What happens if you miss the deadline to file tax returns?

If you miss the deadline to file your income tax return (ITR) in India, you face several financial and legal consequences, ranging from late fees and interest to the loss of specific tax benefits.

1. Late Filing Fees (Section 234F) 

You can still file a belated return until 31st December of the assessment year, but a mandatory fee applies based on your total income:

* Total income up to ₹5 lakh: The late fee is restricted to ₹1,000.
* Total income above ₹5 lakh: The late fee is ₹5,000.
* Income below the basic exemption limit: Generally, no late fee is levied if you are filing voluntarily and your income is below the taxable threshold.

2. Interest on Unpaid Tax (Section 234A) 

If you have any outstanding tax liability, you must pay interest at 1% per month (or part of a month).

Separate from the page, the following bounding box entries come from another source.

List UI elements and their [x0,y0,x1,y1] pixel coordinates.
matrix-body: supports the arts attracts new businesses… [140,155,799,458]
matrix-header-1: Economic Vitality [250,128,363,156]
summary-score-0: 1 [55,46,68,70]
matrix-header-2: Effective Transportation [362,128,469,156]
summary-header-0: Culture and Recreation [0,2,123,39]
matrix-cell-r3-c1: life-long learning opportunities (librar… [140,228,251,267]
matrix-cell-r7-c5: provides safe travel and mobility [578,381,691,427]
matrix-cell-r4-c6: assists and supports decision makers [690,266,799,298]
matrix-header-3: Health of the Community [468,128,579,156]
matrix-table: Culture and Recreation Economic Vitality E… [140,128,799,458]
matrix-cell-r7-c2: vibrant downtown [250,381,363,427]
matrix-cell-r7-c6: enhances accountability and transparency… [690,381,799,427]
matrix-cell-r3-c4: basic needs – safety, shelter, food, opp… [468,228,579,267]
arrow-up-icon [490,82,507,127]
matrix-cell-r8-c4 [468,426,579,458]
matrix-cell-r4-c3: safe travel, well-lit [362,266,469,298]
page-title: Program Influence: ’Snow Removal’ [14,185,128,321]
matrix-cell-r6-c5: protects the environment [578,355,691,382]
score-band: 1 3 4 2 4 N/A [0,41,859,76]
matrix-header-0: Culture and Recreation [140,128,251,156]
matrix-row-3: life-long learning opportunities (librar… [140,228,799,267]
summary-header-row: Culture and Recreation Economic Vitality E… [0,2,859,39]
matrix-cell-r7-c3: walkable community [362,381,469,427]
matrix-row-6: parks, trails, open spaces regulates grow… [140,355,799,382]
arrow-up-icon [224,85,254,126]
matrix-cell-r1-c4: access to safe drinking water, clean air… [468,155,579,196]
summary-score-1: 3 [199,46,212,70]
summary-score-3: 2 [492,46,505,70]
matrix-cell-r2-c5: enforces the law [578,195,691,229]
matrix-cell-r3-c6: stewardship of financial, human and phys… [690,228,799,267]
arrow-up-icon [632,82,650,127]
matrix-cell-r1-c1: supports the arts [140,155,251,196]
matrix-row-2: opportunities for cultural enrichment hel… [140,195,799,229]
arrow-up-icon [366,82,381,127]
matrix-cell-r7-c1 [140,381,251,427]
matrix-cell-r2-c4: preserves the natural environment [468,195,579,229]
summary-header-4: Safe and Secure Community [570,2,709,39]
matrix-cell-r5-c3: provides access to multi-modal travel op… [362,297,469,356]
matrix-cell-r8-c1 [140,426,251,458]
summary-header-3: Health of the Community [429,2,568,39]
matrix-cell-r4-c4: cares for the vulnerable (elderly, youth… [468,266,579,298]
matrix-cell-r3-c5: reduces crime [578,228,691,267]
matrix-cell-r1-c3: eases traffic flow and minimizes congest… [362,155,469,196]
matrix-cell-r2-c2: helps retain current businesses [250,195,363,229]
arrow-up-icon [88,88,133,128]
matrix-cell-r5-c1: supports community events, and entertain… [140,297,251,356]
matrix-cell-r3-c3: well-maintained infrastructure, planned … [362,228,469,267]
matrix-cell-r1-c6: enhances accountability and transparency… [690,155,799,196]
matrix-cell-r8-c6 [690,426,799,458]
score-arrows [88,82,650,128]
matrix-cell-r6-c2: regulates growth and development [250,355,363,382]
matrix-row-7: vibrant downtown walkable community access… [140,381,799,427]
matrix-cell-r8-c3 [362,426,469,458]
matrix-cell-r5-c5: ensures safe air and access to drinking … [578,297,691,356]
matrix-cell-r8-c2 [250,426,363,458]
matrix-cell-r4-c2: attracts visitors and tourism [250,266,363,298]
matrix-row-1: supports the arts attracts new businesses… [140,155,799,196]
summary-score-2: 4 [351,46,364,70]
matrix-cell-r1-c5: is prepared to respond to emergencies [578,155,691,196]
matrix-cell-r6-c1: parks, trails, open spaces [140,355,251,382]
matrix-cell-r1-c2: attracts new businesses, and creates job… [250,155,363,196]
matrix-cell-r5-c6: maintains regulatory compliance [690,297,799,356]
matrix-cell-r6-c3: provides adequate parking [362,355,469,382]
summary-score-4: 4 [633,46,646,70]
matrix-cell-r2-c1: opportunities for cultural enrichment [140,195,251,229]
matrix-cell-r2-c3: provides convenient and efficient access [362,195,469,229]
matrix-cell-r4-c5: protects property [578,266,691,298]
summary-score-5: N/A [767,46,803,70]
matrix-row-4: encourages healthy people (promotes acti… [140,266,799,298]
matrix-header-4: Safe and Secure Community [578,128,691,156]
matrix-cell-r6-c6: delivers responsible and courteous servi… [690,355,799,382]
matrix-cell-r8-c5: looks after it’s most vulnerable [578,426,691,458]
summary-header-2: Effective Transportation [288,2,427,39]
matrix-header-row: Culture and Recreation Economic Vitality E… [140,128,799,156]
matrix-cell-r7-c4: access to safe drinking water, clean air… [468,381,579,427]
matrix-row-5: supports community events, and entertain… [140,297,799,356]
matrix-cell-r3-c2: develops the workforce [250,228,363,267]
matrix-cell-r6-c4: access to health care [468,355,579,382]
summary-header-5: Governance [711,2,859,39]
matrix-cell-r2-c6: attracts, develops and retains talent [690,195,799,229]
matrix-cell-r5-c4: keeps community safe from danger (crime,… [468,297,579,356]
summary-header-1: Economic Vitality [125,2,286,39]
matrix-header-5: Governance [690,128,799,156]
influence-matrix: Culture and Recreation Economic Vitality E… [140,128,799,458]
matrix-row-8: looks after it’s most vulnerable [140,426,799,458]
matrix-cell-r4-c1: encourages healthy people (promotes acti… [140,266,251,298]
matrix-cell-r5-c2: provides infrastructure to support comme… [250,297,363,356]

* This interest is calculated from the day immediately following the original due date until the actual date of filing.
* Even a one-day delay into a new month triggers the full 1% charge for that month.

3. Loss of Tax Benefits

Filing late disqualifies you from several benefits that are only available for timely returns:

* Cannot Carry Forward Losses: You lose the ability to carry forward business or capital losses (like those from stocks or properties) to offset against future income.

* Exception: Losses from house property can still be carried forward even with a late filing.

* Ineligibility for Old Tax Regime: For the 2024-25 financial year onwards, the new tax regime is the default. If you miss the original deadline, you generally cannot opt for the Old Tax Regime, which may result in a higher tax liability if you had significant deductions like HRA or 80C.

* Delayed Refunds: Any tax refund due to you will be delayed, and you may lose out on interest that the government normally pays on delayed refunds.

4. Long-term Impact and Prosecution

* Difficulty with Loans & Visas: Banks and embassies often require the last 2–3 years of ITRs. Late or missed filings can negatively impact your creditworthiness and visa approval chances.

* Updated Return (ITR-U): If you miss the 31st December deadline for a belated return, you may still file an “Updated Return” (ITR-U) within 24 months, but this requires paying additional tax (25% to 50% of the tax and interest due).

* Prosecution: In extreme cases of willful failure to file despite receiving notices, the tax department can initiate prosecution, which may lead to imprisonment ranging from 3 months to 7 years, depending on the tax amount involved.